Becoming the first U.S. company on the TSX is an admirable achievement, but you’ve been reserved when speaking about the feat. Why?

It’s not a magic bullet. It’s not like we’re on a bigger exchange and everything is just going to work. We have to continue the strong execution we delivered for the past four quarters or so. And if that happens, logic would say if a larger audience of investors can access our stock because we’re on the TSX, then we won’t be like the tree that fell in the woods that no one heard.

That being said, the combination of uplisting and the recent rescheduling news increased our trading volume by more than 400 percent with bid-ask spreads narrowing. We also have gotten numerous inbounds from larger institutional investors since our uplisting.

What do growth and mergers and acquisitions (M&A) look like in the coming year?

We feel great and believe we don’t need to do any M&A transactions right now. We have best-in-class revenue growth and an excellent lineup of states with a lot more growth in front of us. In my experience, the best way to get great deals is to not need any deals. That’s how some of these other opportunities are going to fall into our lap.

In New Jersey, Governor [Phil] Murphy just signed a bill that opens the door to us owning substantial stakes in up to seven additional dispensaries. We are in active discussion with several operators. We can even have franchise arrangements where these dispensaries would open under our The Apothecarium banner, which is exciting for us.

We also want to go deeper in Michigan. We can buy distressed dispensaries and then bring in the labor model and the product brands and absorb costs into our state-level infrastructure and drive real cash flow and profitability there.

We’re looking to enter additional states as well. TerrAscend’s model is to go deep, not wide, so we’re only in five states today. When we look at this wide-open map, we see a ton of opportunity to find great assets at distressed prices. This is in contrast to a lot of our competitors who overpaid early on for subprime assets and now are carrying debt from those deals. We’re also hearing from the mom-and-pop operators selling their assets that our TSX listing is attractive to them.

What are your thoughts about the recent news cannabis could be rescheduled? Is this something to get excited about, or should we be skeptical?

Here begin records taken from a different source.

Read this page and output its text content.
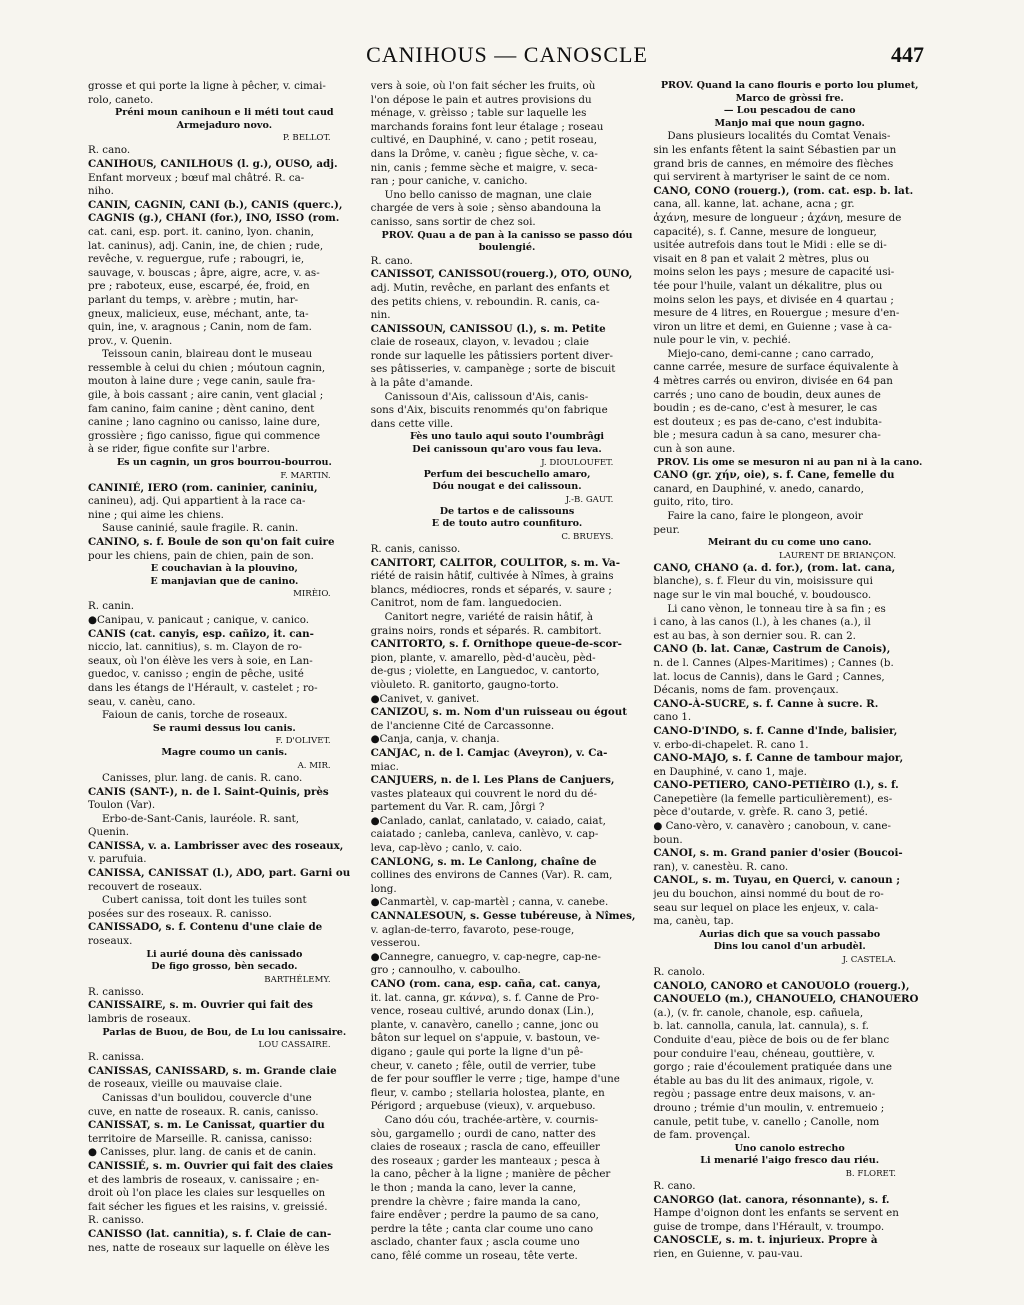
CANIHOUS — CANOSCLE	447

grosse et qui porte la ligne à pêcher, v. cimai-

rolo, caneto.

Préni moun canihoun e li méti tout caud

Armejaduro novo.

P. BELLOT.

R. cano.

CANIHOUS, CANILHOUS (l. g.), OUSO, adj.

Enfant morveux ; bœuf mal châtré. R. ca-

niho.

CANIN, CAGNIN, CANI (b.), CANIS (querc.),

CAGNIS (g.), CHANI (for.), INO, ISSO (rom.

cat. cani, esp. port. it. canino, lyon. chanin,

lat. caninus), adj. Canin, ine, de chien ; rude,

revêche, v. reguergue, rufe ; rabougri, ie,

sauvage, v. bouscas ; âpre, aigre, acre, v. as-

pre ; raboteux, euse, escarpé, ée, froid, en

parlant du temps, v. arèbre ; mutin, har-

gneux, malicieux, euse, méchant, ante, ta-

quin, ine, v. aragnous ; Canin, nom de fam.

prov., v. Quenin.

Teissoun canin, blaireau dont le museau

ressemble à celui du chien ; móutoun cagnin,

mouton à laine dure ; vege canin, saule fra-

gile, à bois cassant ; aire canin, vent glacial ;

fam canino, faim canine ; dènt canino, dent

canine ; lano cagnino ou canisso, laine dure,

grossière ; figo canisso, figue qui commence

à se rider, figue confite sur l'arbre.

Es un cagnin, un gros bourrou-bourrou.

F. MARTIN.

CANINIÉ, IERO (rom. caninier, caniniu,

canineu), adj. Qui appartient à la race ca-

nine ; qui aime les chiens.

Sause caninié, saule fragile. R. canin.

CANINO, s. f. Boule de son qu'on fait cuire

pour les chiens, pain de chien, pain de son.

E couchavian à la plouvino,

E manjavian que de canino.

MIRÈIO.

R. canin.

●Canipau, v. panicaut ; canique, v. canico.

CANIS (cat. canyis, esp. cañizo, it. can-

niccio, lat. cannitius), s. m. Clayon de ro-

seaux, où l'on élève les vers à soie, en Lan-

guedoc, v. canisso ; engin de pêche, usité

dans les étangs de l'Hérault, v. castelet ; ro-

seau, v. canèu, cano.

Faioun de canis, torche de roseaux.

Se raumi dessus lou canis.

F. D'OLIVET.

Magre coumo un canis.

A. MIR.

Canisses, plur. lang. de canis. R. cano.

CANIS (SANT-), n. de l. Saint-Quinis, près

Toulon (Var).

Erbo-de-Sant-Canis, lauréole. R. sant,

Quenin.

CANISSA, v. a. Lambrisser avec des roseaux,

v. parufuia.

CANISSA, CANISSAT (l.), ADO, part. Garni ou

recouvert de roseaux.

Cubert canissa, toit dont les tuiles sont

posées sur des roseaux. R. canisso.

CANISSADO, s. f. Contenu d'une claie de

roseaux.

Li aurié douna dès canissado

De figo grosso, bèn secado.

BARTHÉLEMY.

R. canisso.

CANISSAIRE, s. m. Ouvrier qui fait des

lambris de roseaux.

Parlas de Buou, de Bou, de Lu lou canissaire.

LOU CASSAIRE.

R. canissa.

CANISSAS, CANISSARD, s. m. Grande claie

de roseaux, vieille ou mauvaise claie.

Canissas d'un boulidou, couvercle d'une

cuve, en natte de roseaux. R. canis, canisso.

CANISSAT, s. m. Le Canissat, quartier du

territoire de Marseille. R. canissa, canisso:

● Canisses, plur. lang. de canis et de canin.

CANISSIÉ, s. m. Ouvrier qui fait des claies

et des lambris de roseaux, v. canissaire ; en-

droit où l'on place les claies sur lesquelles on

fait sécher les figues et les raisins, v. greissié.

R. canisso.

CANISSO (lat. cannitia), s. f. Claie de can-

nes, natte de roseaux sur laquelle on élève les

vers à soie, où l'on fait sécher les fruits, où

l'on dépose le pain et autres provisions du

ménage, v. grèisso ; table sur laquelle les

marchands forains font leur étalage ; roseau

cultivé, en Dauphiné, v. cano ; petit roseau,

dans la Drôme, v. canèu ; figue sèche, v. ca-

nin, canis ; femme sèche et maigre, v. seca-

ran ; pour caniche, v. canicho.

Uno bello canisso de magnan, une claie

chargée de vers à soie ; sènso abandouna la

canisso, sans sortir de chez soi.

PROV. Quau a de pan à la canisso se passo dóu

boulengié.

R. cano.

CANISSOT, CANISSOU(rouerg.), OTO, OUNO,

adj. Mutin, revêche, en parlant des enfants et

des petits chiens, v. reboundin. R. canis, ca-

nin.

CANISSOUN, CANISSOU (l.), s. m. Petite

claie de roseaux, clayon, v. levadou ; claie

ronde sur laquelle les pâtissiers portent diver-

ses pâtisseries, v. campanège ; sorte de biscuit

à la pâte d'amande.

Canissoun d'Ais, calissoun d'Ais, canis-

sons d'Aix, biscuits renommés qu'on fabrique

dans cette ville.

Fès uno taulo aqui souto l'oumbrâgi

Dei canissoun qu'aro vous fau leva.

J. DIOULOUFET.

Perfum dei bescuchello amaro,

Dóu nougat e dei calissoun.

J.-B. GAUT.

De tartos e de calissouns

E de touto autro counfituro.

C. BRUEYS.

R. canis, canisso.

CANITORT, CALITOR, COULITOR, s. m. Va-

riété de raisin hâtif, cultivée à Nîmes, à grains

blancs, médiocres, ronds et séparés, v. saure ;

Canitrot, nom de fam. languedocien.

Canitort negre, variété de raisin hâtif, à

grains noirs, ronds et séparés. R. cambitort.

CANITORTO, s. f. Ornithope queue-de-scor-

pion, plante, v. amarello, pèd-d'aucèu, pèd-

de-gus ; violette, en Languedoc, v. cantorto,

viòuleto. R. ganitorto, gaugno-torto.

●Canivet, v. ganivet.

CANIZOU, s. m. Nom d'un ruisseau ou égout

de l'ancienne Cité de Carcassonne.

●Canja, canja, v. chanja.

CANJAC, n. de l. Camjac (Aveyron), v. Ca-

miac.

CANJUERS, n. de l. Les Plans de Canjuers,

vastes plateaux qui couvrent le nord du dé-

partement du Var. R. cam, Jôrgi ?

●Canlado, canlat, canlatado, v. caiado, caiat,

caiatado ; canleba, canleva, canlèvo, v. cap-

leva, cap-lèvo ; canlo, v. caio.

CANLONG, s. m. Le Canlong, chaîne de

collines des environs de Cannes (Var). R. cam,

long.

●Canmartèl, v. cap-martèl ; canna, v. canebe.

CANNALESOUN, s. Gesse tubéreuse, à Nîmes,

v. aglan-de-terro, favaroto, pese-rouge,

vesserou.

●Cannegre, canuegro, v. cap-negre, cap-ne-

gro ; cannoulho, v. caboulho.

CANO (rom. cana, esp. caña, cat. canya,

it. lat. canna, gr. κάννα), s. f. Canne de Pro-

vence, roseau cultivé, arundo donax (Lin.),

plante, v. canavèro, canello ; canne, jonc ou

bâton sur lequel on s'appuie, v. bastoun, ve-

digano ; gaule qui porte la ligne d'un pê-

cheur, v. caneto ; fêle, outil de verrier, tube

de fer pour souffler le verre ; tige, hampe d'une

fleur, v. cambo ; stellaria holostea, plante, en

Périgord ; arquebuse (vieux), v. arquebuso.

Cano dóu cóu, trachée-artère, v. cournis-

sòu, gargamello ; ourdi de cano, natter des

claies de roseaux ; rascla de cano, effeuiller

des roseaux ; garder les manteaux ; pesca à

la cano, pêcher à la ligne ; manière de pêcher

le thon ; manda la cano, lever la canne,

prendre la chèvre ; faire manda la cano,

faire endêver ; perdre la paumo de sa cano,

perdre la tête ; canta clar coume uno cano

asclado, chanter faux ; ascla coume uno

cano, fêlé comme un roseau, tête verte.

PROV. Quand la cano flouris e porto lou plumet,

Marco de gròssi fre.

— Lou pescadou de cano

Manjo mai que noun gagno.

Dans plusieurs localités du Comtat Venais-

sin les enfants fêtent la saint Sébastien par un

grand bris de cannes, en mémoire des flèches

qui servirent à martyriser le saint de ce nom.

CANO, CONO (rouerg.), (rom. cat. esp. b. lat.

cana, all. kanne, lat. achane, acna ; gr.

ἀχάνη, mesure de longueur ; ἀχάνη, mesure de

capacité), s. f. Canne, mesure de longueur,

usitée autrefois dans tout le Midi : elle se di-

visait en 8 pan et valait 2 mètres, plus ou

moins selon les pays ; mesure de capacité usi-

tée pour l'huile, valant un dékalitre, plus ou

moins selon les pays, et divisée en 4 quartau ;

mesure de 4 litres, en Rouergue ; mesure d'en-

viron un litre et demi, en Guienne ; vase à ca-

nule pour le vin, v. pechié.

Miejo-cano, demi-canne ; cano carrado,

canne carrée, mesure de surface équivalente à

4 mètres carrés ou environ, divisée en 64 pan

carrés ; uno cano de boudin, deux aunes de

boudin ; es de-cano, c'est à mesurer, le cas

est douteux ; es pas de-cano, c'est indubita-

ble ; mesura cadun à sa cano, mesurer cha-

cun à son aune.

PROV. Lis ome se mesuron ni au pan ni à la cano.

CANO (gr. χήν, oie), s. f. Cane, femelle du

canard, en Dauphiné, v. anedo, canardo,

guito, rito, tiro.

Faire la cano, faire le plongeon, avoir

peur.

Meirant du cu come uno cano.

LAURENT DE BRIANÇON.

CANO, CHANO (a. d. for.), (rom. lat. cana,

blanche), s. f. Fleur du vin, moisissure qui

nage sur le vin mal bouché, v. boudousco.

Li cano vènon, le tonneau tire à sa fin ; es

i cano, à las canos (l.), à les chanes (a.), il

est au bas, à son dernier sou. R. can 2.

CANO (b. lat. Canæ, Castrum de Canois),

n. de l. Cannes (Alpes-Maritimes) ; Cannes (b.

lat. locus de Cannis), dans le Gard ; Cannes,

Décanis, noms de fam. provençaux.

CANO-À-SUCRE, s. f. Canne à sucre. R.

cano 1.

CANO-D'INDO, s. f. Canne d'Inde, balisier,

v. erbo-di-chapelet. R. cano 1.

CANO-MAJO, s. f. Canne de tambour major,

en Dauphiné, v. cano 1, maje.

CANO-PETIERO, CANO-PETIÈIRO (l.), s. f.

Canepetière (la femelle particulièrement), es-

pèce d'outarde, v. grèfe. R. cano 3, petié.

● Cano-vèro, v. canavèro ; canoboun, v. cane-

boun.

CANOI, s. m. Grand panier d'osier (Boucoi-

ran), v. canestèu. R. cano.

CANOL, s. m. Tuyau, en Querci, v. canoun ;

jeu du bouchon, ainsi nommé du bout de ro-

seau sur lequel on place les enjeux, v. cala-

ma, canèu, tap.

Aurias dich que sa vouch passabo

Dins lou canol d'un arbudèl.

J. CASTELA.

R. canolo.

CANOLO, CANORO et CANOUOLO (rouerg.),

CANOUELO (m.), CHANOUELO, CHANOUERO

(a.), (v. fr. canole, chanole, esp. cañuela,

b. lat. cannolla, canula, lat. cannula), s. f.

Conduite d'eau, pièce de bois ou de fer blanc

pour conduire l'eau, chéneau, gouttière, v.

gorgo ; raie d'écoulement pratiquée dans une

étable au bas du lit des animaux, rigole, v.

regòu ; passage entre deux maisons, v. an-

drouno ; trémie d'un moulin, v. entremueio ;

canule, petit tube, v. canello ; Canolle, nom

de fam. provençal.

Uno canolo estrecho

Li menarié l'aigo fresco dau riéu.

B. FLORET.

R. cano.

CANORGO (lat. canora, résonnante), s. f.

Hampe d'oignon dont les enfants se servent en

guise de trompe, dans l'Hérault, v. troumpo.

CANOSCLE, s. m. t. injurieux. Propre à

rien, en Guienne, v. pau-vau.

I think it’s huge. We don’t know all the details, but it could be a really important moment for this industry. Going to Schedule III would eliminate 280E, which would mean cannabis businesses would be taxed like every other business in the U.S. For context, this alone would put more than $40 million back on our balance sheet if enacted for 2024.

At this point, we’re all a little traumatized from getting our hopes up around anything relating to the federal government. It’s a little like in [the comics], when Charlie Brown tries to kick the football but Lucy keeps pulling it away. Call me crazy, but I actually have faith we can kick the ball this time.